しかしアンティルはかぶりを振る。「残念ながら開祖の偉業は開祖お一人の卓越した才に依存したもの。所詮、長く続くものではございませんでした。我々が為すべきは、二度と戻らぬ過去を懐かしんでそこに帰ろうとすることではなく、開祖が為し得なかった事を、新たな道を切り拓くことによって達成することにあります。」
混乱はさらに大きくなる。一介の雑兵から身を起こして一代で天下の半ばを平定した開祖・キッツ伯爵。その時代の栄光を取り戻すことはハッシバル家にとっての夢であり、目指すべき目標だった。だが、アンティルは明確にそれを否定し、別の方法で、さらに大きなことを成し遂げるべきと言うのである。

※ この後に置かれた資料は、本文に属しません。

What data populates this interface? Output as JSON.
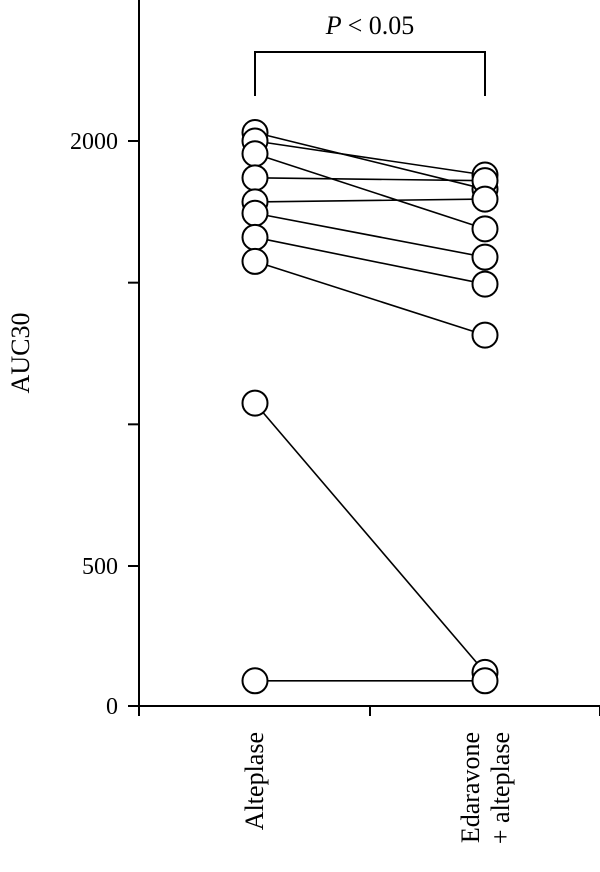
{
  "chart_data": {
    "type": "scatter",
    "categories": [
      "Alteplase",
      "Edaravone\n+ alteplase"
    ],
    "ylabel": "AUC30",
    "xlabel": "",
    "ylim": [
      0,
      2000
    ],
    "yticks": [
      0,
      500,
      2000
    ],
    "grid": false,
    "significance": {
      "text": "< 0.05",
      "prefix": "P"
    },
    "pairs": [
      {
        "alteplase": 2030,
        "edaravone_alteplase": 1830
      },
      {
        "alteplase": 2000,
        "edaravone_alteplase": 1880
      },
      {
        "alteplase": 1955,
        "edaravone_alteplase": 1690
      },
      {
        "alteplase": 1870,
        "edaravone_alteplase": 1860
      },
      {
        "alteplase": 1785,
        "edaravone_alteplase": 1795
      },
      {
        "alteplase": 1745,
        "edaravone_alteplase": 1590
      },
      {
        "alteplase": 1660,
        "edaravone_alteplase": 1495
      },
      {
        "alteplase": 1575,
        "edaravone_alteplase": 1315
      },
      {
        "alteplase": 1075,
        "edaravone_alteplase": 120
      },
      {
        "alteplase": 90,
        "edaravone_alteplase": 90
      }
    ]
  }
}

「一つ伺いたい。」広間全体に戸惑いの声や怒号までもが広がる中、リーボックが発言を求めて手を挙げた。「あなたが仰るように天下を平定するとすれば、兵をいかに用いるかが重要となるが、何か方策はお持ちか。」
「兵の鍛え方、陣の張り方、戦場にあっての軍の指揮、自ら武器を取り戦う術(すべ)、そうした事については残念ながら私は何のお役にも立てませぬ。私ができるのは、戦に関する大事・中事・小事それぞれについて皆様の助けとなることのみでございます。」アンティルは答える。
「その大事とは?」
「大事とは、他国と誼(よしみ)を結んで後顧の憂いを除き、戦うべき時・戦ってはならぬ時を見極めて伯爵に進言を行い、勝利を有効に利用し、敗北の悪影響を最小限に止め、新たに得た土地の民を懐(なつ)けて国の力を保つことを意味します。」
「それは国主を補佐する者には当然のこと。中事・小事について伺いたい。」
「中事とは、武具を作り兵糧を整え、疫病の発生を防いで軍の状態を万全に保つこと。小事とは、歩きやすく疲れにくい靴、軽くて暖かい服、携行しやすい糧食などを工夫し、個々の兵が最大限の力を発揮できるようにすること。それらを積み重ねることにより、他国に対して優位に立つことができましょう。」
「あなたは医者でもあると聞いている。病気の発生を防ぐことができると言われたが、それはまことか。」
「医学は万能ではありませぬ。防げる病気と防げぬ病気があり、治せる病気と治せぬ病気がございます。ただ、例えば壊血病であれば、すぐにでも治すことは可能で、予防の方法をお示しすることも容易でございます。」
「壊血病を――!」息を呑む列席者たち。